Cluster Name: BLDV01
After received the message above if you try again run the validation wizard to add the node again the following message will be displayed:  ‘The computer " xyz02" is joined to the Cluster’
Solution

    · First Action. Run the Validation with all option and both nodes to check the nodes are 100% OK. If you find any error/warning keep in mind to try fix it before continuous the troubleshooting.
    · Checked the Event Viewer and found:
    Log Name:      System
    Source:        Microsoft-Windows-FailoverClustering
    Date:          8/10/2011 5:02:59 PM
    Event ID:      1090
    Task Category: Startup/Shutdown
    Level:         Critical
    User:          SYSTEM
    Computer:      xyz02.sa.com.br
    Description: The Cluster service cannot be started. An attempt to read configuration data from the Windows registry failed with error '2'. Please use the Failover Cluster Management snap-in to ensure that this machine is a member of a cluster. If you intend to add this machine to an existing cluster use the Add Node Wizard. Alternatively, if this machine has been configured as a member of a cluster, it will be necessary to restore the missing configuration data that is necessary for the Cluster Service to identify that it is a member of a cluster. Perform a System State Restore of this machine in order to restore the configuration data.
    

    · To fix the Critical error logged on Event Viewer and be sure the node will execute the validation add node wizard it's needed execute the Force Evict through command line :
    
    Cluster <ClusterName> node <NodeName> /force
    
    Use the article "How to Evict a Node from a Windows Server 2008 Failover Cluster" - http://technet.microsoft.com/en-us/library/bb676524%28EXCHG.80%29.aspx
    
    
    · The following action was taken
        ○ TCP/IP Parameters set as Enabled (RSS, TCPA, Chimney)

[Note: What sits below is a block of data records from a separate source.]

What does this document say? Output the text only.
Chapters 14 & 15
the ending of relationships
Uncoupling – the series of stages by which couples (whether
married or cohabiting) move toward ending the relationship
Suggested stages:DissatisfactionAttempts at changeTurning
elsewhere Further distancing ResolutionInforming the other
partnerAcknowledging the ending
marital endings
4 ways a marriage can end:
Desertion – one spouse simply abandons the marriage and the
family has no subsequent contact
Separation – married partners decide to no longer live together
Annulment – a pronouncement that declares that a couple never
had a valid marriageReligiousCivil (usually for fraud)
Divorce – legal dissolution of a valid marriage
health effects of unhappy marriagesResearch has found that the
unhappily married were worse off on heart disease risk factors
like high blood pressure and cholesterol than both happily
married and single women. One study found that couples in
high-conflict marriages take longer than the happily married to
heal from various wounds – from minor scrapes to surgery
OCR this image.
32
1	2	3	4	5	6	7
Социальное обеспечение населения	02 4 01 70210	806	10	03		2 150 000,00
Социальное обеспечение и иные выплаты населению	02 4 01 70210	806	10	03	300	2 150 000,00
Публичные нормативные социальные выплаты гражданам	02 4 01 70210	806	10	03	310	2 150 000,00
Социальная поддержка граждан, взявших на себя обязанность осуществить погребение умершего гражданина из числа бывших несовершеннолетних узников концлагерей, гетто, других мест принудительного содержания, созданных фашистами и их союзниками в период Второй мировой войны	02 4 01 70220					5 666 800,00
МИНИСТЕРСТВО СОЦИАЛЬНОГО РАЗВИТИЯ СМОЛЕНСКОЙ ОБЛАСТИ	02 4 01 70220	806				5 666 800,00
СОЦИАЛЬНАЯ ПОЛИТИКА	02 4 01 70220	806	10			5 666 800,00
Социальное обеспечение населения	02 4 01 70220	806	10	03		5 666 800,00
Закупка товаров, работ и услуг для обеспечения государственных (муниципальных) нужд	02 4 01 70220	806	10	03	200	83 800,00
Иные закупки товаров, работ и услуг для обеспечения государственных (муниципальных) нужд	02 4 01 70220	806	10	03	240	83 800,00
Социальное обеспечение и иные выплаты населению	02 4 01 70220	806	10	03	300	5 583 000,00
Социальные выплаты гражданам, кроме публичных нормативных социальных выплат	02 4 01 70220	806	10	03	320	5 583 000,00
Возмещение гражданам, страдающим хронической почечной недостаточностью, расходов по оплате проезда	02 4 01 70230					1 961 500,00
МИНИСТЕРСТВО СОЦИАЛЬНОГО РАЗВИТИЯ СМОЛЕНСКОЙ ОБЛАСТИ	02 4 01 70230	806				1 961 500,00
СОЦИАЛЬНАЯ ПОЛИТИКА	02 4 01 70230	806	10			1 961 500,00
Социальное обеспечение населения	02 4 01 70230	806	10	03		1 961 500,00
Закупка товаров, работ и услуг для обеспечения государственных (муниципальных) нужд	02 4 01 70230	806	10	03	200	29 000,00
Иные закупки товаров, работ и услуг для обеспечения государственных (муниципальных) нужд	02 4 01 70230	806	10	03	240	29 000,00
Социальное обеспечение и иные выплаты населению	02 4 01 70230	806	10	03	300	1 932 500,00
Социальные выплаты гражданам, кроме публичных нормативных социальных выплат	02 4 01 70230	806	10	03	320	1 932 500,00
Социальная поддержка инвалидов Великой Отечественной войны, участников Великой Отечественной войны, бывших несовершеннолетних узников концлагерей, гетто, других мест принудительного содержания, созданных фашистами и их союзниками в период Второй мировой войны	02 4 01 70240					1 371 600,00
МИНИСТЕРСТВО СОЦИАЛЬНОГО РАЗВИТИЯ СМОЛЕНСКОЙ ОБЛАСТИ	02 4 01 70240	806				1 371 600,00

        ○ Windows Firewall was disabled on both servers.
        ○ IPv6 was disabled for all NIC on all servers.
        ○ Removed the AV SEP from server node (xyz02).
    
    · Customer informed this case he couldn't remove the AV SEP from node XYZ01.
    
    · Checking the Cluster.log from XYZ02
 
b20:578.08/11[14:42:14.967](000000) INFO  [CS] Cluster Service started
b20:578.08/11[14:42:15.888](000000) INFO  [API] RpcServerRegister => 0
b20:578.08/11[14:42:15.903](000000) ERR   [API] DmQueryString failed to retrieve the security   descriptor status 2, default security descriptor will be used for authorizing client connections
b20:578.08/11[14:42:15.935](000000) INFO  [CS] Reporting to SCM that cluster service has started.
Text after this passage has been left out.